Zebulon, North Carolina
Barham Farms in Zebulon, began construction of a digester to process 90 to 140 tons/day of food waste from area grocery stores, including a Walmart, with manure from about 4,000 hogs. Construction began in May and the digester is scheduled to start up in October or November. The food will be blended with crop waste from the greenhouses, ground and directed to a 750,000-gallon complete mix high temperature anaerobic digester designed and supplied by Brinson Farms LLC in Prentiss, Mississippi. Effluent in the system will flow into a lagoon and be pumped to the greenhouses, where it is applied to tomato plants. A composting system is also in place at the site. Barham Farms previously generated energy with a digester, but shut down the generator project in 2003 after failing to secure a contract with a local utility. Biogas from the Brinson digester will be used to produce energy for the greenhouse operation.
Eagle Green Energy, Inc., the operational arm of Brinson Farms, includes composting operations in all the projects it builds, according to John Logan, president and manager of Brinson Farms and CEO of Eagle Green Energy, Inc. He said an agreement with Walmart to provide food waste has been essential to digesting and composting projects it is involved with in Mississippi.
Boston, Massachusetts
The State of Massachusetts’ Agriculture Energy Grant (AEG) program has been targeting clean alternative energy technologies, with grants of up to $30,000 being awarded.
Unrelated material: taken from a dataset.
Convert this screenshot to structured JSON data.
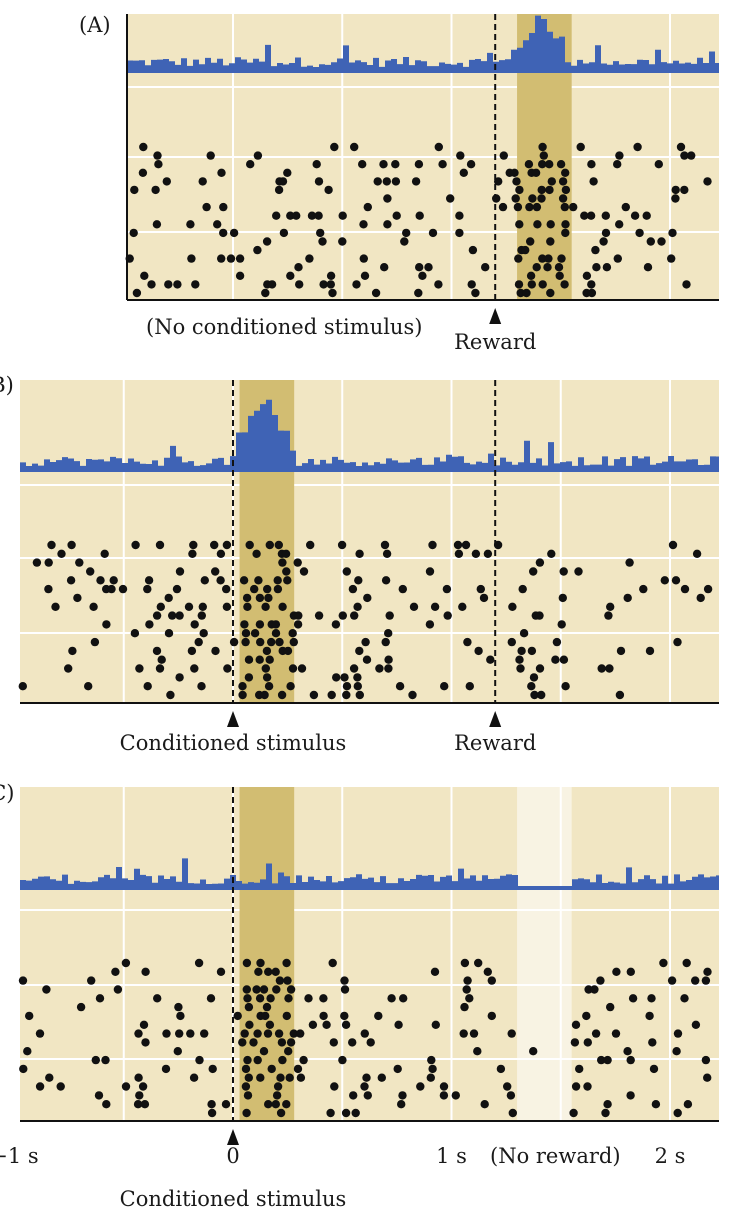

Proposals for the current round of funding (FY2012) are due June 30. The AEG program has funded 59 projects totaling about $850,000 to date. Grants in this year’s cycle will be available for: biofuel crops grown on marginal soils or in crop rotation, biofuel production, high-efficiency advanced gasification biomass thermal boilers or furnaces and advanced biomass wood boilers (outdoor wood boilers or OWB). Gerald Palano, alternative energy specialist for the state’s Department of Agricultural Resources, says anaerobic digesters are funded through this grant program. He notes the department helps with engineering design and provides technical support for understanding the feedstock mix, potential fuel content and methane generation.
The Request for Proposals for energy efficiency grants focuses on dairies, greenhouses and nurseries. Grants also can target renewable technology projects that advance urban food gardens. Palano said a surge in support for seasonal food production and buying local, as well as this year’s USDA elimination of the geographic eligibility requirement for the Rural Energy for America Program, have opened up opportunities for urban gardeners. “We’ve seen some great proposals to use food waste and landscape waste for compost or for biomass fuels,” he says.
Burning of biomass has been a contentious issue in Massachusetts. Under the grant guidelines, all biomass projects must meet current federal, state and/or local construction, emission and efficiency standards. OWB systems must meet local board of health requirements and be installed and certified under the Massachusetts Department of Environmental Protection requirements.